AMP chooses start-up’s digital mortgage platform

John Kavanagh

AMP Bank is working with home loan start-up Nano to develop a digital mortgage.

AMP announced yesterday that it aims to release the product in the September quarter, offering a “fully digital mortgage experience capable of providing unconditional approval for a residential loan within minutes.”

The decision to use Nano platform is quite an endorsement for the fintech, which was launched in July last year.

The company was founded by Andrew Walker and Chris Lumby, a couple of ex-Westpac executives.

Walker told Banking Day last year that everything involved in Nano’s origination process – customer identification, income and expense verification, credit records, property valuation and onboarding - is digital. There is no paper at any stage and no manual involvement in areas like underwriting.

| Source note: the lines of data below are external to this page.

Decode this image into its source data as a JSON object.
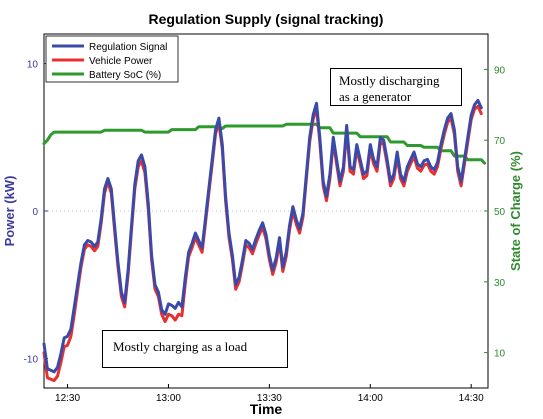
{
  "chart_data": {
    "type": "line",
    "title": "Regulation Supply (signal tracking)",
    "xlabel": "Time",
    "ylabel_left": "Power (kW)",
    "ylabel_right": "State of Charge (%)",
    "xlim": [
      "12:23",
      "14:35"
    ],
    "ylim_left": [
      -12,
      12
    ],
    "ylim_right": [
      0,
      100
    ],
    "x_ticks": [
      "12:30",
      "13:00",
      "13:30",
      "14:00",
      "14:30"
    ],
    "y_ticks_left": [
      "-10",
      "0",
      "10"
    ],
    "y_ticks_right": [
      "10",
      "30",
      "50",
      "70",
      "90"
    ],
    "legend_position": "top-left",
    "colors": {
      "left_axis": "#3a3aa0",
      "right_axis": "#2e8b2e",
      "zero_line": "#c8c8c8"
    },
    "series": [
      {
        "name": "Regulation Signal",
        "axis": "left",
        "color": "#3a4aa8",
        "points": [
          [
            "12:23",
            -9.0
          ],
          [
            "12:24",
            -10.7
          ],
          [
            "12:26",
            -10.9
          ],
          [
            "12:27",
            -10.6
          ],
          [
            "12:28",
            -9.7
          ],
          [
            "12:29",
            -8.6
          ],
          [
            "12:30",
            -8.5
          ],
          [
            "12:31",
            -8.0
          ],
          [
            "12:32",
            -6.5
          ],
          [
            "12:33",
            -5.0
          ],
          [
            "12:34",
            -3.5
          ],
          [
            "12:35",
            -2.3
          ],
          [
            "12:36",
            -2.0
          ],
          [
            "12:37",
            -2.1
          ],
          [
            "12:38",
            -2.4
          ],
          [
            "12:39",
            -2.1
          ],
          [
            "12:40",
            -0.5
          ],
          [
            "12:41",
            1.5
          ],
          [
            "12:42",
            2.2
          ],
          [
            "12:43",
            1.5
          ],
          [
            "12:44",
            -1.0
          ],
          [
            "12:45",
            -3.5
          ],
          [
            "12:46",
            -5.5
          ],
          [
            "12:47",
            -6.2
          ],
          [
            "12:48",
            -4.0
          ],
          [
            "12:49",
            -1.0
          ],
          [
            "12:50",
            1.8
          ],
          [
            "12:51",
            3.4
          ],
          [
            "12:52",
            3.8
          ],
          [
            "12:53",
            3.0
          ],
          [
            "12:54",
            0.5
          ],
          [
            "12:55",
            -3.0
          ],
          [
            "12:56",
            -5.0
          ],
          [
            "12:57",
            -5.5
          ],
          [
            "12:58",
            -6.7
          ],
          [
            "12:59",
            -7.0
          ],
          [
            "13:00",
            -6.3
          ],
          [
            "13:01",
            -6.4
          ],
          [
            "13:02",
            -6.6
          ],
          [
            "13:03",
            -6.2
          ],
          [
            "13:04",
            -6.5
          ],
          [
            "13:05",
            -4.5
          ],
          [
            "13:06",
            -2.8
          ],
          [
            "13:07",
            -2.2
          ],
          [
            "13:08",
            -1.5
          ],
          [
            "13:09",
            -2.0
          ],
          [
            "13:10",
            -2.5
          ],
          [
            "13:11",
            -0.5
          ],
          [
            "13:12",
            1.5
          ],
          [
            "13:13",
            3.5
          ],
          [
            "13:14",
            5.5
          ],
          [
            "13:15",
            6.3
          ],
          [
            "13:16",
            4.5
          ],
          [
            "13:17",
            1.0
          ],
          [
            "13:18",
            -1.5
          ],
          [
            "13:19",
            -3.0
          ],
          [
            "13:20",
            -5.0
          ],
          [
            "13:21",
            -4.5
          ],
          [
            "13:22",
            -3.3
          ],
          [
            "13:23",
            -2.0
          ],
          [
            "13:24",
            -2.2
          ],
          [
            "13:25",
            -2.6
          ],
          [
            "13:26",
            -1.9
          ],
          [
            "13:27",
            -1.3
          ],
          [
            "13:28",
            -0.8
          ],
          [
            "13:29",
            -1.6
          ],
          [
            "13:30",
            -3.0
          ],
          [
            "13:31",
            -4.0
          ],
          [
            "13:32",
            -3.2
          ],
          [
            "13:33",
            -1.8
          ],
          [
            "13:34",
            -3.8
          ],
          [
            "13:35",
            -2.8
          ],
          [
            "13:36",
            -1.0
          ],
          [
            "13:37",
            0.3
          ],
          [
            "13:38",
            -0.6
          ],
          [
            "13:39",
            -1.2
          ],
          [
            "13:40",
            -0.1
          ],
          [
            "13:41",
            2.5
          ],
          [
            "13:42",
            5.0
          ],
          [
            "13:43",
            6.5
          ],
          [
            "13:44",
            7.3
          ],
          [
            "13:45",
            5.0
          ],
          [
            "13:46",
            2.0
          ],
          [
            "13:47",
            1.0
          ],
          [
            "13:48",
            2.5
          ],
          [
            "13:49",
            5.0
          ],
          [
            "13:50",
            3.5
          ],
          [
            "13:51",
            2.0
          ],
          [
            "13:52",
            3.0
          ],
          [
            "13:53",
            5.8
          ],
          [
            "13:54",
            3.0
          ],
          [
            "13:55",
            2.8
          ],
          [
            "13:56",
            4.5
          ],
          [
            "13:57",
            3.5
          ],
          [
            "13:58",
            2.5
          ],
          [
            "13:59",
            2.7
          ],
          [
            "14:00",
            4.5
          ],
          [
            "14:01",
            3.5
          ],
          [
            "14:02",
            3.0
          ],
          [
            "14:03",
            5.0
          ],
          [
            "14:04",
            4.8
          ],
          [
            "14:05",
            3.5
          ],
          [
            "14:06",
            2.0
          ],
          [
            "14:07",
            2.5
          ],
          [
            "14:08",
            4.0
          ],
          [
            "14:09",
            2.5
          ],
          [
            "14:10",
            2.0
          ],
          [
            "14:11",
            3.0
          ],
          [
            "14:12",
            3.5
          ],
          [
            "14:13",
            4.0
          ],
          [
            "14:14",
            3.2
          ],
          [
            "14:15",
            3.0
          ],
          [
            "14:16",
            3.4
          ],
          [
            "14:17",
            3.5
          ],
          [
            "14:18",
            3.0
          ],
          [
            "14:19",
            2.8
          ],
          [
            "14:20",
            3.3
          ],
          [
            "14:21",
            4.5
          ],
          [
            "14:22",
            5.5
          ],
          [
            "14:23",
            6.3
          ],
          [
            "14:24",
            6.6
          ],
          [
            "14:25",
            5.5
          ],
          [
            "14:26",
            3.0
          ],
          [
            "14:27",
            2.0
          ],
          [
            "14:28",
            3.5
          ],
          [
            "14:29",
            5.0
          ],
          [
            "14:30",
            6.5
          ],
          [
            "14:31",
            7.2
          ],
          [
            "14:32",
            7.5
          ],
          [
            "14:33",
            7.0
          ]
        ]
      },
      {
        "name": "Vehicle Power",
        "axis": "left",
        "color": "#e83030",
        "points": [
          [
            "12:23",
            -9.6
          ],
          [
            "12:24",
            -11.3
          ],
          [
            "12:26",
            -11.5
          ],
          [
            "12:27",
            -11.2
          ],
          [
            "12:28",
            -10.3
          ],
          [
            "12:29",
            -9.2
          ],
          [
            "12:30",
            -9.1
          ],
          [
            "12:31",
            -8.5
          ],
          [
            "12:32",
            -7.0
          ],
          [
            "12:33",
            -5.4
          ],
          [
            "12:34",
            -3.8
          ],
          [
            "12:35",
            -2.6
          ],
          [
            "12:36",
            -2.3
          ],
          [
            "12:37",
            -2.4
          ],
          [
            "12:38",
            -2.7
          ],
          [
            "12:39",
            -2.4
          ],
          [
            "12:40",
            -0.8
          ],
          [
            "12:41",
            1.2
          ],
          [
            "12:42",
            2.0
          ],
          [
            "12:43",
            1.2
          ],
          [
            "12:44",
            -1.3
          ],
          [
            "12:45",
            -3.8
          ],
          [
            "12:46",
            -5.8
          ],
          [
            "12:47",
            -6.5
          ],
          [
            "12:48",
            -4.3
          ],
          [
            "12:49",
            -1.3
          ],
          [
            "12:50",
            1.5
          ],
          [
            "12:51",
            3.0
          ],
          [
            "12:52",
            3.4
          ],
          [
            "12:53",
            2.6
          ],
          [
            "12:54",
            0.1
          ],
          [
            "12:55",
            -3.3
          ],
          [
            "12:56",
            -5.3
          ],
          [
            "12:57",
            -5.8
          ],
          [
            "12:58",
            -7.0
          ],
          [
            "12:59",
            -7.5
          ],
          [
            "13:00",
            -7.0
          ],
          [
            "13:01",
            -7.1
          ],
          [
            "13:02",
            -7.4
          ],
          [
            "13:03",
            -7.0
          ],
          [
            "13:04",
            -7.1
          ],
          [
            "13:05",
            -4.9
          ],
          [
            "13:06",
            -3.1
          ],
          [
            "13:07",
            -2.5
          ],
          [
            "13:08",
            -1.8
          ],
          [
            "13:09",
            -2.3
          ],
          [
            "13:10",
            -2.8
          ],
          [
            "13:11",
            -0.8
          ],
          [
            "13:12",
            1.2
          ],
          [
            "13:13",
            3.2
          ],
          [
            "13:14",
            5.2
          ],
          [
            "13:15",
            6.0
          ],
          [
            "13:16",
            4.2
          ],
          [
            "13:17",
            0.7
          ],
          [
            "13:18",
            -1.8
          ],
          [
            "13:19",
            -3.3
          ],
          [
            "13:20",
            -5.3
          ],
          [
            "13:21",
            -4.8
          ],
          [
            "13:22",
            -3.6
          ],
          [
            "13:23",
            -2.3
          ],
          [
            "13:24",
            -2.5
          ],
          [
            "13:25",
            -2.9
          ],
          [
            "13:26",
            -2.2
          ],
          [
            "13:27",
            -1.6
          ],
          [
            "13:28",
            -1.1
          ],
          [
            "13:29",
            -1.9
          ],
          [
            "13:30",
            -3.3
          ],
          [
            "13:31",
            -4.3
          ],
          [
            "13:32",
            -3.5
          ],
          [
            "13:33",
            -2.1
          ],
          [
            "13:34",
            -4.1
          ],
          [
            "13:35",
            -3.1
          ],
          [
            "13:36",
            -1.3
          ],
          [
            "13:37",
            0.0
          ],
          [
            "13:38",
            -0.9
          ],
          [
            "13:39",
            -1.5
          ],
          [
            "13:40",
            -0.4
          ],
          [
            "13:41",
            2.2
          ],
          [
            "13:42",
            4.7
          ],
          [
            "13:43",
            6.2
          ],
          [
            "13:44",
            7.0
          ],
          [
            "13:45",
            4.7
          ],
          [
            "13:46",
            1.7
          ],
          [
            "13:47",
            0.7
          ],
          [
            "13:48",
            2.2
          ],
          [
            "13:49",
            4.7
          ],
          [
            "13:50",
            3.2
          ],
          [
            "13:51",
            1.7
          ],
          [
            "13:52",
            2.7
          ],
          [
            "13:53",
            5.5
          ],
          [
            "13:54",
            2.7
          ],
          [
            "13:55",
            2.5
          ],
          [
            "13:56",
            4.2
          ],
          [
            "13:57",
            3.2
          ],
          [
            "13:58",
            2.2
          ],
          [
            "13:59",
            2.4
          ],
          [
            "14:00",
            4.2
          ],
          [
            "14:01",
            3.2
          ],
          [
            "14:02",
            2.7
          ],
          [
            "14:03",
            4.7
          ],
          [
            "14:04",
            4.5
          ],
          [
            "14:05",
            3.2
          ],
          [
            "14:06",
            1.7
          ],
          [
            "14:07",
            2.2
          ],
          [
            "14:08",
            3.7
          ],
          [
            "14:09",
            2.2
          ],
          [
            "14:10",
            1.7
          ],
          [
            "14:11",
            2.7
          ],
          [
            "14:12",
            3.2
          ],
          [
            "14:13",
            3.7
          ],
          [
            "14:14",
            2.9
          ],
          [
            "14:15",
            2.7
          ],
          [
            "14:16",
            3.1
          ],
          [
            "14:17",
            3.2
          ],
          [
            "14:18",
            2.7
          ],
          [
            "14:19",
            2.5
          ],
          [
            "14:20",
            3.0
          ],
          [
            "14:21",
            4.2
          ],
          [
            "14:22",
            5.2
          ],
          [
            "14:23",
            6.0
          ],
          [
            "14:24",
            6.3
          ],
          [
            "14:25",
            5.2
          ],
          [
            "14:26",
            2.7
          ],
          [
            "14:27",
            1.7
          ],
          [
            "14:28",
            3.2
          ],
          [
            "14:29",
            4.7
          ],
          [
            "14:30",
            6.2
          ],
          [
            "14:31",
            6.9
          ],
          [
            "14:32",
            7.1
          ],
          [
            "14:33",
            6.6
          ]
        ]
      },
      {
        "name": "Battery SoC (%)",
        "axis": "right",
        "color": "#2e9a2e",
        "points": [
          [
            "12:23",
            69.0
          ],
          [
            "12:24",
            70.0
          ],
          [
            "12:25",
            71.5
          ],
          [
            "12:26",
            72.3
          ],
          [
            "12:40",
            72.3
          ],
          [
            "12:41",
            72.8
          ],
          [
            "12:52",
            72.8
          ],
          [
            "12:53",
            72.3
          ],
          [
            "13:00",
            72.3
          ],
          [
            "13:01",
            73.0
          ],
          [
            "13:08",
            73.0
          ],
          [
            "13:09",
            73.8
          ],
          [
            "13:15",
            73.8
          ],
          [
            "13:16",
            73.3
          ],
          [
            "13:17",
            74.0
          ],
          [
            "13:34",
            74.0
          ],
          [
            "13:35",
            74.5
          ],
          [
            "13:44",
            74.5
          ],
          [
            "13:45",
            73.5
          ],
          [
            "13:48",
            73.5
          ],
          [
            "13:49",
            72.0
          ],
          [
            "13:56",
            72.0
          ],
          [
            "13:57",
            71.0
          ],
          [
            "14:05",
            71.0
          ],
          [
            "14:06",
            69.5
          ],
          [
            "14:10",
            69.5
          ],
          [
            "14:11",
            68.5
          ],
          [
            "14:15",
            68.5
          ],
          [
            "14:16",
            68.0
          ],
          [
            "14:20",
            68.0
          ],
          [
            "14:21",
            67.0
          ],
          [
            "14:24",
            67.0
          ],
          [
            "14:25",
            65.5
          ],
          [
            "14:28",
            65.5
          ],
          [
            "14:29",
            64.5
          ],
          [
            "14:33",
            64.5
          ],
          [
            "14:34",
            63.5
          ]
        ]
      }
    ],
    "annotations": [
      {
        "text": "Mostly discharging as a generator"
      },
      {
        "text": "Mostly charging as a load"
      }
    ]
  }
}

A set of algorithms do all the assessment and decision-making.

Walker said the digital home loan offerings of most lenders are digitised versions of their manual systems, forced on them by their inability to move away from legacy systems, and still involve some manual processing.

The backbone of Nano platform is the Salesforce customer relationship management system. Its core ledger, Cloud Lending, sits on the CRM.

“New technology allows you to start with the customer, making the customer and not the product primary in your system,” he said.

Last October, Nano signed a deal with Oracle Financial Services to offer its loan application and credit decisioning technology through the Oracle Partner Network as an element in the Oracle banking platform.

AMP Bank has been on a path to digitise its business for some time. Last year it stopped issuing cheques and stopped offering paper applications for certain products.

More than 70 per cent of deposit accounts were opened by digital origination last year.

According to the latest APRA data, AMP Bank has a A$20.6 billion mortgage book, which grew 11.8 per cent over the past 12 months.